Michigan’s K-12 schools can expect a big spending boost as they prepare to welcome students back to classrooms.
The Legislature adopted a spending bill Wednesday that guarantees districts at least $8,700 per student.
Democrats and Republicans cheered the bill as an example of bipartisan cooperation that finally closed a gap between districts in per-student spending.
That gap has existed for decades even after an effort to close it with Proposal A, which passed in 1994. Proposal A created the current system of drawing state K-12 funding from the state sales tax. Until 1993, the funding came from property taxes.
Zach Gorchow, the executive editor and publisher of Gongwer News Service, says the change helped, but didn't fully close the gap.
"There was a real chasm in per pupil funding between school districts ... because different communities have different property values, and different assessments, and different taxes," he told Michigan Radio's Morning Edition.
But even with Proposal A, the gap hadn't closed entirely until now. Gorchow says earlier in the pandemic, the state was projecting a budget deficit, but an unexpected windfall made the big boost in school funding possible.
"As it turned out, all of the federal money, coronavirus aid that has been sent to people in the form of checks, people are spending that money. And when you spend that money, you're paying sales tax.
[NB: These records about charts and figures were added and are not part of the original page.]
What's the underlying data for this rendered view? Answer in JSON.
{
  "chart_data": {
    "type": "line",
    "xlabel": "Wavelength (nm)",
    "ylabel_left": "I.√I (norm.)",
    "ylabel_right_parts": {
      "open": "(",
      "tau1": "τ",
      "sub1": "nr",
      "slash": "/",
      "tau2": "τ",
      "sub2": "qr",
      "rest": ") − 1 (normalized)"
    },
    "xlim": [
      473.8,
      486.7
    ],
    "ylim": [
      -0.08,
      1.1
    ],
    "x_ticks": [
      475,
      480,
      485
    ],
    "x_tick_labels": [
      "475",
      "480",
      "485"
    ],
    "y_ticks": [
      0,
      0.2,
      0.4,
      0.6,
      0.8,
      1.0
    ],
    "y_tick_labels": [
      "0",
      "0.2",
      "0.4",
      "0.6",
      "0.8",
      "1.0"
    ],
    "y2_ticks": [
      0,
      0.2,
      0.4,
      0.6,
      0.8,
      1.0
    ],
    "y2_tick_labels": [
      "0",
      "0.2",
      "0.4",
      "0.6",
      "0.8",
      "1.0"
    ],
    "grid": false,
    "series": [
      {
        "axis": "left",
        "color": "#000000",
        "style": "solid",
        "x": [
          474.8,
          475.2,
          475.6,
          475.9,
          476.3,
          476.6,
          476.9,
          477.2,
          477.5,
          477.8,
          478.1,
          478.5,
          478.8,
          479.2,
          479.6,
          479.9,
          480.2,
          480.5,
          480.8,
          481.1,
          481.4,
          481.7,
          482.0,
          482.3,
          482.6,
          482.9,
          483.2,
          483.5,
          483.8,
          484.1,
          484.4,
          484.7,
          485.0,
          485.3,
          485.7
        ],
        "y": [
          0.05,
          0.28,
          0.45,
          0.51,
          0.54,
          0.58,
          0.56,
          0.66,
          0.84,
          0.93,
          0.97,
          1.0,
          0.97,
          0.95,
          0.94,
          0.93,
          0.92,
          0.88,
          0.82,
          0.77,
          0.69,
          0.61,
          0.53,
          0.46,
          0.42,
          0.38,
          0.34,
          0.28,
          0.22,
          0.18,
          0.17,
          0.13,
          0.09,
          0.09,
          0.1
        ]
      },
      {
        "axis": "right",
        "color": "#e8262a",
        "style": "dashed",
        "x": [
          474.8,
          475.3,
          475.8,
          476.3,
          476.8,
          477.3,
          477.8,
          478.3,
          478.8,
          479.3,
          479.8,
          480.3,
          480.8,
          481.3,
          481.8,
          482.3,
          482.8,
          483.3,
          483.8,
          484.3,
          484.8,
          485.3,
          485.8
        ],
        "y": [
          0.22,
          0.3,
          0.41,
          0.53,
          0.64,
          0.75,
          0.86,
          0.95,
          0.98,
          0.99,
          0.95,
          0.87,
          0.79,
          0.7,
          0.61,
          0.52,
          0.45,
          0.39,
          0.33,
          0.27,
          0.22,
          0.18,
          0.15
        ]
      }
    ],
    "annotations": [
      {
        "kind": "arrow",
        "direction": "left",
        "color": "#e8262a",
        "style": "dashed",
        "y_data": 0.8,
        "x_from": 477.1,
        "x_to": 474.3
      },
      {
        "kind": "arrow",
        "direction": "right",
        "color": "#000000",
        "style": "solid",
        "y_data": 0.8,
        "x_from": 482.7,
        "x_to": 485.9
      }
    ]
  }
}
When you pay sales taxes, you're funding the schools," he said.
"Now the big question is how sustainable, in the long term, is this increase in a year from now? Will we be looking at a little bit of a cooling off where we don't have all this extra revenue?"
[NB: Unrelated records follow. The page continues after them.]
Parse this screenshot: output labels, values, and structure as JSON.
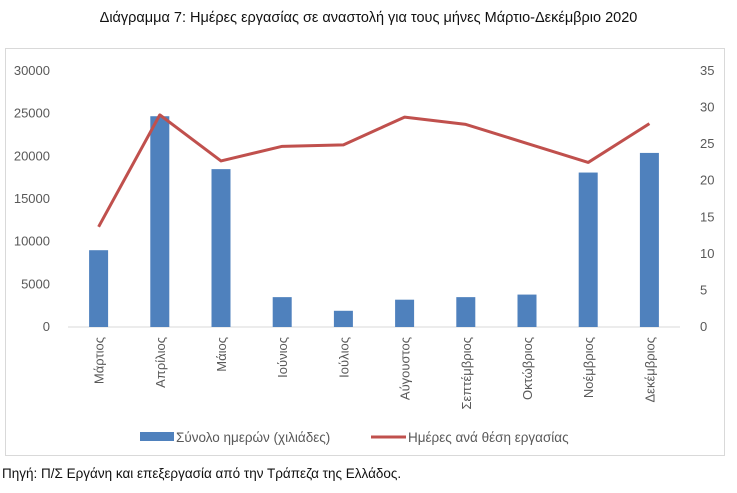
{
  "title": "Διάγραμμα 7: Ημέρες εργασίας σε αναστολή για τους μήνες Μάρτιο-Δεκέμβριο 2020",
  "source": "Πηγή: Π/Σ Εργάνη και επεξεργασία από την Τράπεζα της Ελλάδος.",
  "colors": {
    "bar": "#4f81bd",
    "line": "#c0504d",
    "axis": "#d9d9d9",
    "text": "#595959"
  },
  "chart_data": {
    "type": "bar",
    "categories": [
      "Μάρτιος",
      "Απρίλιος",
      "Μάιος",
      "Ιούνιος",
      "Ιούλιος",
      "Αύγουστος",
      "Σεπτέμβριος",
      "Οκτώβριος",
      "Νοέμβριος",
      "Δεκέμβριος"
    ],
    "series": [
      {
        "name": "Σύνολο ημερών (χιλιάδες)",
        "type": "bar",
        "axis": "left",
        "values": [
          9000,
          24700,
          18500,
          3500,
          1900,
          3200,
          3500,
          3800,
          18100,
          20400
        ]
      },
      {
        "name": "Ημέρες ανά θέση εργασίας",
        "type": "line",
        "axis": "right",
        "values": [
          13.7,
          29.0,
          22.7,
          24.7,
          24.9,
          28.7,
          27.7,
          25.1,
          22.5,
          27.8
        ]
      }
    ],
    "left_axis": {
      "min": 0,
      "max": 30000,
      "step": 5000,
      "ticks": [
        "0",
        "5000",
        "10000",
        "15000",
        "20000",
        "25000",
        "30000"
      ]
    },
    "right_axis": {
      "min": 0,
      "max": 35,
      "step": 5,
      "ticks": [
        "0",
        "5",
        "10",
        "15",
        "20",
        "25",
        "30",
        "35"
      ]
    },
    "legend_position": "bottom",
    "grid": false
  }
}
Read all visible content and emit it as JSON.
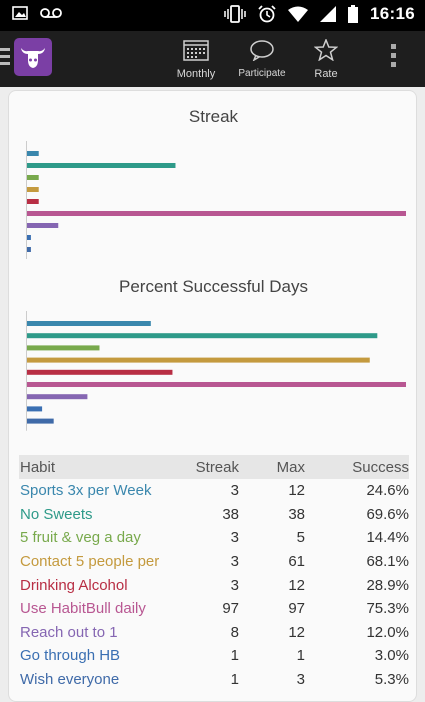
{
  "status_bar": {
    "time": "16:16"
  },
  "app_bar": {
    "actions": [
      {
        "label": "Monthly",
        "icon": "calendar-icon"
      },
      {
        "label": "Participate",
        "icon": "chat-bubble-icon"
      },
      {
        "label": "Rate",
        "icon": "star-icon"
      }
    ]
  },
  "colors": {
    "sports": "#3a87ad",
    "sweets": "#2e9a89",
    "fruit": "#78a94c",
    "contact": "#c49a3e",
    "alcohol": "#b82e44",
    "habitbull": "#b85792",
    "reach": "#8566b2",
    "hb": "#3a6fb2",
    "wish": "#3f6aa8"
  },
  "chart_data": [
    {
      "type": "bar",
      "title": "Streak",
      "categories": [
        "Sports 3x per Week",
        "No Sweets",
        "5 fruit & veg a day",
        "Contact 5 people per",
        "Drinking Alcohol",
        "Use HabitBull daily",
        "Reach out to 1",
        "Go through HB",
        "Wish everyone"
      ],
      "values": [
        3,
        38,
        3,
        3,
        3,
        97,
        8,
        1,
        1
      ],
      "xlim": [
        0,
        97
      ],
      "orientation": "horizontal"
    },
    {
      "type": "bar",
      "title": "Percent Successful Days",
      "categories": [
        "Sports 3x per Week",
        "No Sweets",
        "5 fruit & veg a day",
        "Contact 5 people per",
        "Drinking Alcohol",
        "Use HabitBull daily",
        "Reach out to 1",
        "Go through HB",
        "Wish everyone"
      ],
      "values": [
        24.6,
        69.6,
        14.4,
        68.1,
        28.9,
        75.3,
        12.0,
        3.0,
        5.3
      ],
      "xlim": [
        0,
        75.3
      ],
      "orientation": "horizontal"
    }
  ],
  "table": {
    "headers": [
      "Habit",
      "Streak",
      "Max",
      "Success"
    ],
    "rows": [
      {
        "habit": "Sports 3x per Week",
        "streak": "3",
        "max": "12",
        "success": "24.6%",
        "color_key": "sports"
      },
      {
        "habit": "No Sweets",
        "streak": "38",
        "max": "38",
        "success": "69.6%",
        "color_key": "sweets"
      },
      {
        "habit": "5 fruit & veg a day",
        "streak": "3",
        "max": "5",
        "success": "14.4%",
        "color_key": "fruit"
      },
      {
        "habit": "Contact 5 people per",
        "streak": "3",
        "max": "61",
        "success": "68.1%",
        "color_key": "contact"
      },
      {
        "habit": "Drinking Alcohol",
        "streak": "3",
        "max": "12",
        "success": "28.9%",
        "color_key": "alcohol"
      },
      {
        "habit": "Use HabitBull daily",
        "streak": "97",
        "max": "97",
        "success": "75.3%",
        "color_key": "habitbull"
      },
      {
        "habit": "Reach out to 1",
        "streak": "8",
        "max": "12",
        "success": "12.0%",
        "color_key": "reach"
      },
      {
        "habit": "Go through HB",
        "streak": "1",
        "max": "1",
        "success": "3.0%",
        "color_key": "hb"
      },
      {
        "habit": "Wish everyone",
        "streak": "1",
        "max": "3",
        "success": "5.3%",
        "color_key": "wish"
      }
    ]
  }
}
Although the K-12 budget is complete, the Legislature did not meet a self-imposed July 1 deadline for wrapping up the entire budget.
But Republican Senator Jim Stamas (R-Midland), who chairs the Senate Appropriations Committee, said schools now know what they’re working with.
“The other parts can come later and we can continue to work those out,” Stamas said.
There's a lot of work left to do. Gorchow says there are some complicated priorities on the list, including higher education funding. He also calls the Michigan Department of Health and Human Services budget the "800-pound gorilla" of the overall state budget.
The Legislature is now on a two-week recess with a to-do list upon its return that also includes finishing budgets for revenue sharing with local governments.